You play as a human in the body of a Pokémon who wakes up washed up on a beach. You have no memory of how you become a Pokémon or your life before your transformation. You immediately befriend a Pokémon and before you can make sense of your surroundings are encouraged to rescue a lost Caterpie.
You form a rescue team with your new friend and complete jobs for the local Pokémon community while you figure out who you are, how you become a Pokémon and what’s causing all the unusual earthquakes plaguing your new home. You explore various dungeons, battling and befriending all kinds of Pokémon, to complete tasks and level up your rescue team. Your investigation into both your own history and the local phenomena brings you into the presence of legendary Pokémon from throughout the generations.

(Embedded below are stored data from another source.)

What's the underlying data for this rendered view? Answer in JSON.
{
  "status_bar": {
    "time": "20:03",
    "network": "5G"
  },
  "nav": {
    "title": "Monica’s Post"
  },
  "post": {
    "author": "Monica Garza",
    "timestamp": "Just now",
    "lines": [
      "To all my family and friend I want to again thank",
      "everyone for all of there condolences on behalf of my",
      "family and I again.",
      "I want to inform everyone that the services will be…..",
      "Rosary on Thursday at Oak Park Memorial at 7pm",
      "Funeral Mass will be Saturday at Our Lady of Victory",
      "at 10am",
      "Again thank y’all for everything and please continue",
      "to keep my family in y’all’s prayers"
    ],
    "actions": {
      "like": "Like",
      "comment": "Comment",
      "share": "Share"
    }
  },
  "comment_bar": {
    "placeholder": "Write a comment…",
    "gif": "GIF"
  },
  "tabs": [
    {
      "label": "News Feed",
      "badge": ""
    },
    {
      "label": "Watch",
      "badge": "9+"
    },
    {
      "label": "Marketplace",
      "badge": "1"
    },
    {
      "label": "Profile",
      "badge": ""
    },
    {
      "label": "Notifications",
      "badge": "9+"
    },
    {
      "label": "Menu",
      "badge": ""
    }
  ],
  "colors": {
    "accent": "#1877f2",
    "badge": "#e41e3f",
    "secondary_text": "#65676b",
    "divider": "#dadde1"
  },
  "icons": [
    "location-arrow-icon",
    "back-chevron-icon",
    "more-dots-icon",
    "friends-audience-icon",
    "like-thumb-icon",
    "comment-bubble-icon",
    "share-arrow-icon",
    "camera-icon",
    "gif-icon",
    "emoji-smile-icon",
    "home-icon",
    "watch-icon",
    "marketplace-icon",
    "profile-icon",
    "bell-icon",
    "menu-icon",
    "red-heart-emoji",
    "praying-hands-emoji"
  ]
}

Despite the nostalgia value of it as a remake, Pokémon Mystery Dungeon: Rescue Team DX is clearly more targeted at children rather than adults who have been following the franchise over the past couple of decades. While you can put a lot of effort into developing a strategy for your team if you enjoy that, it’s possible to get through the game without putting much thought into it.
There are elements of it that as an adult I find cute, but that I might have found childish playing as a teenager wondering if it was time I grew out of Pokémon. For instance, there is a rival rescue team called Team Meanies who take obvious pleasure in the failures of others.

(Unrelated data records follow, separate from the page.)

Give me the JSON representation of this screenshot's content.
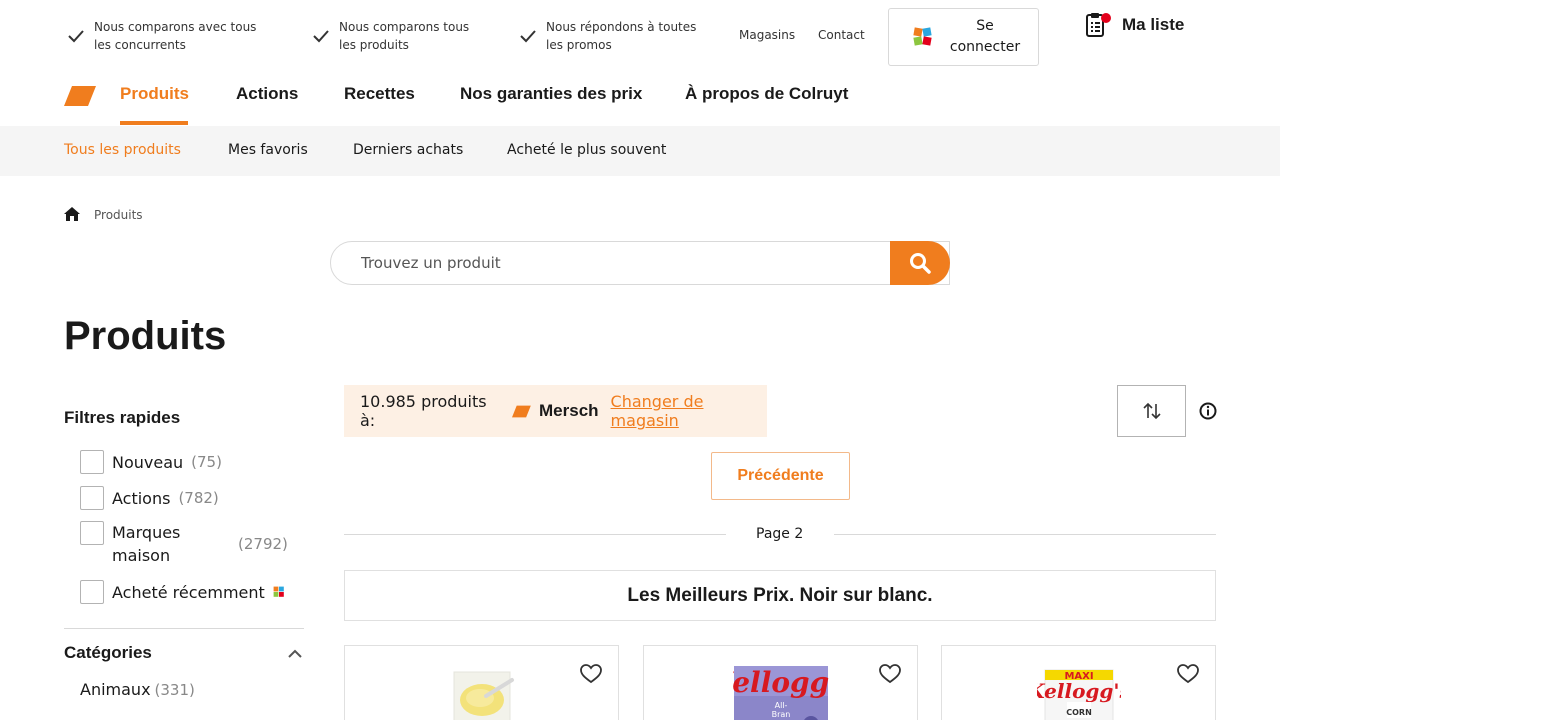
{
  "usp": [
    {
      "line1": "Nous comparons avec tous",
      "line2": "les concurrents"
    },
    {
      "line1": "Nous comparons tous",
      "line2": "les produits"
    },
    {
      "line1": "Nous répondons à toutes",
      "line2": "les promos"
    }
  ],
  "toplinks": {
    "stores": "Magasins",
    "contact": "Contact"
  },
  "login": {
    "line1": "Se",
    "line2": "connecter"
  },
  "mylist": {
    "label": "Ma liste"
  },
  "mainnav": [
    "Produits",
    "Actions",
    "Recettes",
    "Nos garanties des prix",
    "À propos de Colruyt"
  ],
  "subnav": [
    "Tous les produits",
    "Mes favoris",
    "Derniers achats",
    "Acheté le plus souvent"
  ],
  "breadcrumb": {
    "current": "Produits"
  },
  "search": {
    "placeholder": "Trouvez un produit"
  },
  "page_title": "Produits",
  "quick_filters": {
    "title": "Filtres rapides",
    "items": [
      {
        "label": "Nouveau",
        "count": "(75)"
      },
      {
        "label": "Actions",
        "count": "(782)"
      },
      {
        "label": "Marques maison",
        "count": "(2792)"
      },
      {
        "label": "Acheté récemment",
        "count": ""
      }
    ]
  },
  "categories": {
    "title": "Catégories",
    "items": [
      {
        "label": "Animaux",
        "count": "(331)"
      }
    ]
  },
  "results": {
    "count_text": "10.985 produits à:",
    "store": "Mersch",
    "change_store": "Changer de magasin",
    "prev": "Précédente",
    "page": "Page 2",
    "banner": "Les Meilleurs Prix. Noir sur blanc."
  },
  "colors": {
    "accent": "#f07d1e",
    "subnav_bg": "#f5f5f5",
    "store_bg": "#fdf0e4"
  },
  "products": [
    {
      "image": "custard-dessert"
    },
    {
      "image": "kelloggs-all-bran-box",
      "brand": "Kellogg's"
    },
    {
      "image": "kelloggs-corn-flakes-maxi-box",
      "brand": "Kellogg's"
    }
  ]
}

Pokémon Mystery Dungeon: Rescue Team DX is all about kindness, friendship and compassion, with an environmental lesson woven into the plot. Even the Pokémon you have to fight usually understand reason outside of the action sequences. I liked that in the first boss battle, it’s clear that Zapdos is lashing out because it doesn’t understand why its life is being disrupted. When you talk to it, though, you become allies. That’s a positive lesson for children and, let’s face it, far too many adults.
It’s nice that, although you are the main characters, you’re not the only heroes. Other rescue teams contribute to resolving the mystery and sometimes it’s your job just to make sure the community is coping during difficult times. I like that taking care of people is seen as being as important as the adventures in this game.
The art style is lovely, all soft colours and cute sprites. Along with the gentle music, this complements the game’s generally wholesome vibe.
The dungeon crawling, turn-based battling gameplay is fairly consistent. It’s a trope of both the genre and Pokémon games in general that this can get repetitive. The story does a fair job of breaking up the game so it isn’t too monotonous. It could lose the identical animation of Pelipper delivering you letters after every dungeon, though.
Pokémon Mystery Dungeon: Rescue Team DX doesn’t introduce anything new to the franchise, but it’s not a bad game.
Review: Pokémon Mystery Dungeon: Rescue Team DX (Nintendo Switch)
Good
Pokémon Mystery Dungeon: Rescue Team DX is exactly what you expect it to be: it’s a fun dungeon crawler with a cute art style, all your favourite Pokémon and an overarching message of love and friendship that is generally best suited to younger players.